Provide option to Enable/Disable the Enable adaptive MFA risk assessment option in policies.

[Arifahmed007]

Checklist

• I agree to the terms within the Auth0 Code of Conduct.

Describe the problem you'd like to have solved

I am referring doc https://registry.terraform.io/providers/auth0/auth0/latest/docs/resources/guardian and i dont see any argument to Enable adaptive MFA risk assessment option in policies. it would be great if someone could provide this option or else is there any other way around for me to enable this using some other resource in provider.

Alternatives and current workarounds

No response

Additional context

No response

[duedares-rvj]

@Arifahmed007 Hello! 👋

Please Ref: https://registry.terraform.io/providers/auth0/auth0/latest/docs/resources/guardian#policy-1
One can set the policy field to never, all-applications and confidence-score which is equivalent of the three options described in your screenshot.

Let me know if this resolves the query.
Thanks!

[cireCloud]

Hello, separate user here as we keep close eye on this issue.

It's not helping, the whole point is to customize Adaptive MFA and not disable everything..

[duedares-rvj]

@cireCloud For customizing Adaptive MFA you can use auth0_action
Ref: https://auth0.com/docs/secure/multi-factor-authentication/adaptive-mfa/customize-adaptive-mfa

I'd be happy to get on a zoom call to discuss this further.
Feel free to send an invite on [email protected]
Or drop me your email ID and I'll send you one.
Thanks!

[duedares-rvj]

Following up on this @cireCloud
Please let me know if my above response on customizing the MFA via auth0_action resource seemed like a viable option for your use-case.

Thanks!

[cireCloud]

That page is not related to a Terraform provider? Also auth0_action resource is neither.

[duedares-rvj]

Didn't mean to create a confusion here.
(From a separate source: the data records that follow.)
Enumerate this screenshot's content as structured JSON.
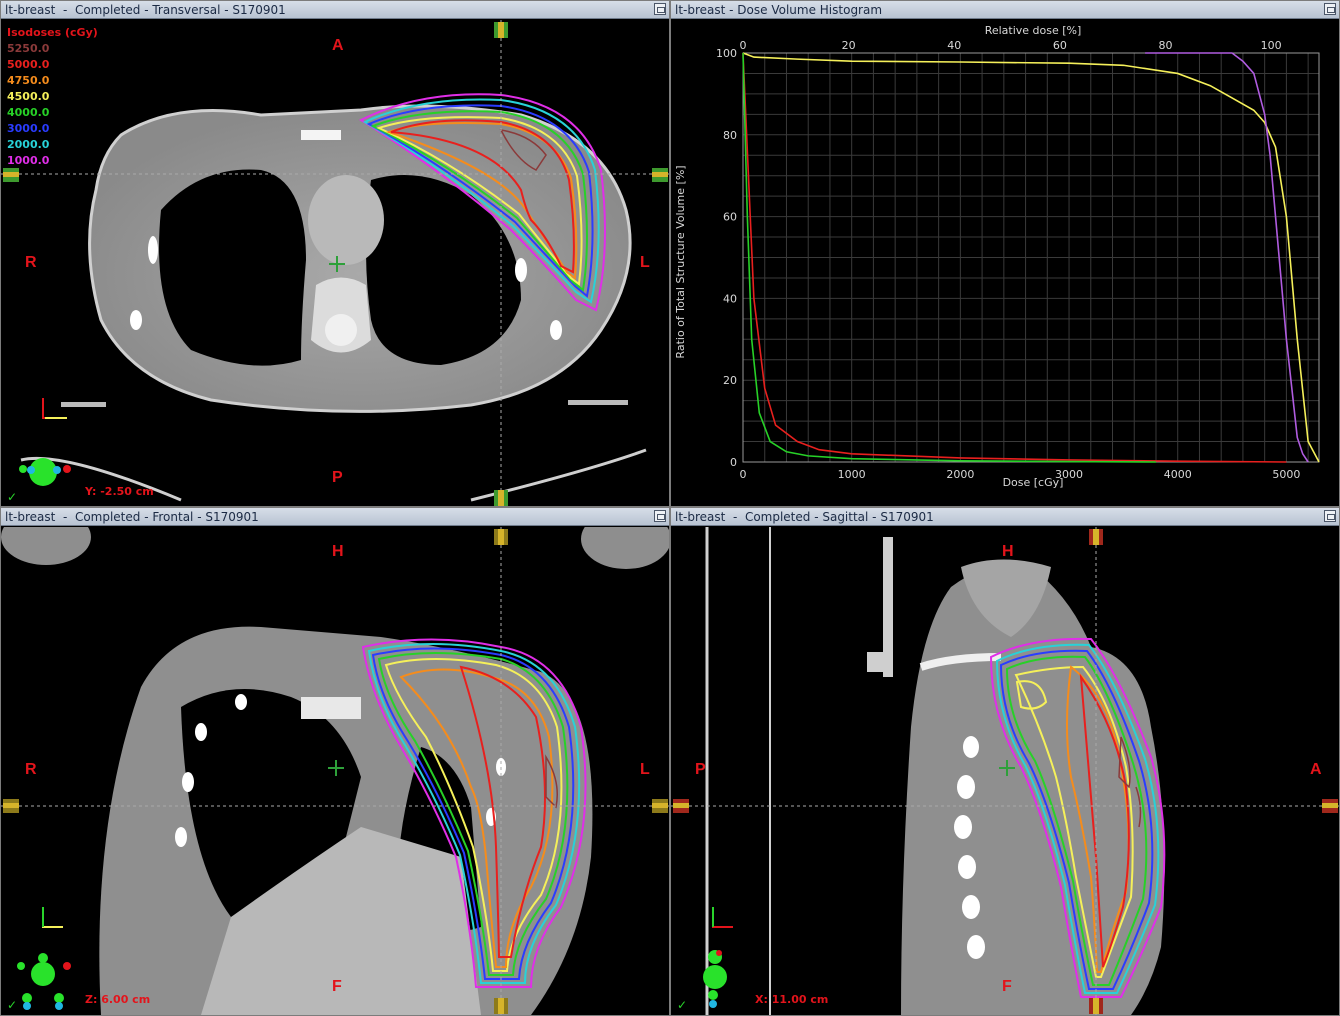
{
  "panels": {
    "transversal": {
      "title": "lt-breast  -  Completed - Transversal - S170901",
      "orient_top": "A",
      "orient_bottom": "P",
      "orient_left": "R",
      "orient_right": "L",
      "coord": "Y: -2.50 cm"
    },
    "dvh": {
      "title": "lt-breast - Dose Volume Histogram"
    },
    "frontal": {
      "title": "lt-breast  -  Completed - Frontal - S170901",
      "orient_top": "H",
      "orient_bottom": "F",
      "orient_left": "R",
      "orient_right": "L",
      "coord": "Z: 6.00 cm"
    },
    "sagittal": {
      "title": "lt-breast  -  Completed - Sagittal - S170901",
      "orient_top": "H",
      "orient_bottom": "F",
      "orient_left": "P",
      "orient_right": "A",
      "coord": "X: 11.00 cm"
    }
  },
  "check_mark": "✓",
  "isodoses": {
    "title": "Isodoses (cGy)",
    "levels": [
      {
        "value": "5250.0",
        "color": "#8b3a3a"
      },
      {
        "value": "5000.0",
        "color": "#e8201e"
      },
      {
        "value": "4750.0",
        "color": "#f58c1c"
      },
      {
        "value": "4500.0",
        "color": "#f5f05a"
      },
      {
        "value": "4000.0",
        "color": "#27d127"
      },
      {
        "value": "3000.0",
        "color": "#2a3cff"
      },
      {
        "value": "2000.0",
        "color": "#28d2d8"
      },
      {
        "value": "1000.0",
        "color": "#e02ee8"
      }
    ]
  },
  "chart_data": {
    "type": "line",
    "xlabel": "Dose [cGy]",
    "x2label": "Relative dose [%]",
    "ylabel": "Ratio of Total Structure Volume [%]",
    "xlim": [
      0,
      5300
    ],
    "ylim": [
      0,
      100
    ],
    "x_ticks": [
      0,
      1000,
      2000,
      3000,
      4000,
      5000
    ],
    "x2_ticks": [
      0,
      20,
      40,
      60,
      80,
      100
    ],
    "y_ticks": [
      0,
      20,
      40,
      60,
      80,
      100
    ],
    "grid": true,
    "series": [
      {
        "color": "#f5f05a",
        "x": [
          0,
          100,
          500,
          1000,
          2000,
          3000,
          3500,
          4000,
          4300,
          4500,
          4700,
          4800,
          4900,
          5000,
          5100,
          5200,
          5300
        ],
        "y": [
          100,
          99,
          98.5,
          98,
          97.8,
          97.5,
          97,
          95,
          92,
          89,
          86,
          83,
          77,
          60,
          30,
          5,
          0
        ]
      },
      {
        "color": "#b05ce0",
        "x": [
          3700,
          4500,
          4600,
          4700,
          4800,
          4850,
          4900,
          5000,
          5100,
          5150,
          5200
        ],
        "y": [
          100,
          100,
          98,
          95,
          85,
          75,
          60,
          30,
          6,
          2,
          0
        ]
      },
      {
        "color": "#e8201e",
        "x": [
          0,
          50,
          100,
          200,
          300,
          500,
          700,
          1000,
          2000,
          3000,
          4000,
          5000
        ],
        "y": [
          100,
          70,
          40,
          18,
          9,
          5,
          3,
          2,
          1,
          0.5,
          0.2,
          0
        ]
      },
      {
        "color": "#27d127",
        "x": [
          0,
          40,
          80,
          150,
          250,
          400,
          600,
          1000,
          2000,
          3000,
          3800
        ],
        "y": [
          100,
          60,
          30,
          12,
          5,
          2.5,
          1.5,
          0.8,
          0.3,
          0.1,
          0
        ]
      }
    ]
  }
}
The customize-adaptive-mfa page explains the use and involvement of Actions.

If you're like to use action in terraform, consider using the auth0_action resource.
Documentation can be found here:
https://registry.terraform.io/providers/auth0/auth0/latest/docs/resources/action

Let me know if that helps :)

[lethargynavigator]

Hi @duedares-rvj

I think what @Arifahmed007 is asking for is this setting to be exposed in the provider:

We are facing the same issue in our org where we have numerous tenants we might want to enable this in, which doing manually is painful.

[duedares-rvj]

Hello @lethargynavigator @cireCloud 👋

Apologies for any initial confusion.
After reviewing the request, I looked into the feasibility of implementing this in the Terraform provider.
The main challenge is that this toggle is not currently exposed via a management API endpoint.

I discussed this with the team, and unfortunately, we won't be able to support this at the moment.
While we don’t have a specific timeline for when this might be available, I’m moving this issue to the Discussions section so we can continue tracking it and revisit it in the future.

I know this might not be the desired resolution, but we’ll do our best to support this change as soon as possible!
Thanks for your patience throughout.

[Booligoosh]

Hi @duedares-rvj, it is actually exposed via a Management API endpoint, just not documented. However it would need to be supported in the Go SDK before it could be supported here in Terraform.

curl --request PATCH \
  --url 'https://$AUTH0_DOMAIN/api/v2/risk-assessment/config' \
  --header 'Content-Type: application/json' \
  --data '{ "AfterAuthentication": true }'

Setting to true will enable, setting to false will disable.

In the meantime, we have created a Terraform Null Resource that runs this API call for us during our Terraform deploy.

[kiran-cvent]

The provision to enable/disable risk assessment in Auth0 using Auth0 Terraform Provider is something we also need. It would be great, if we can surface that setting in Terraform.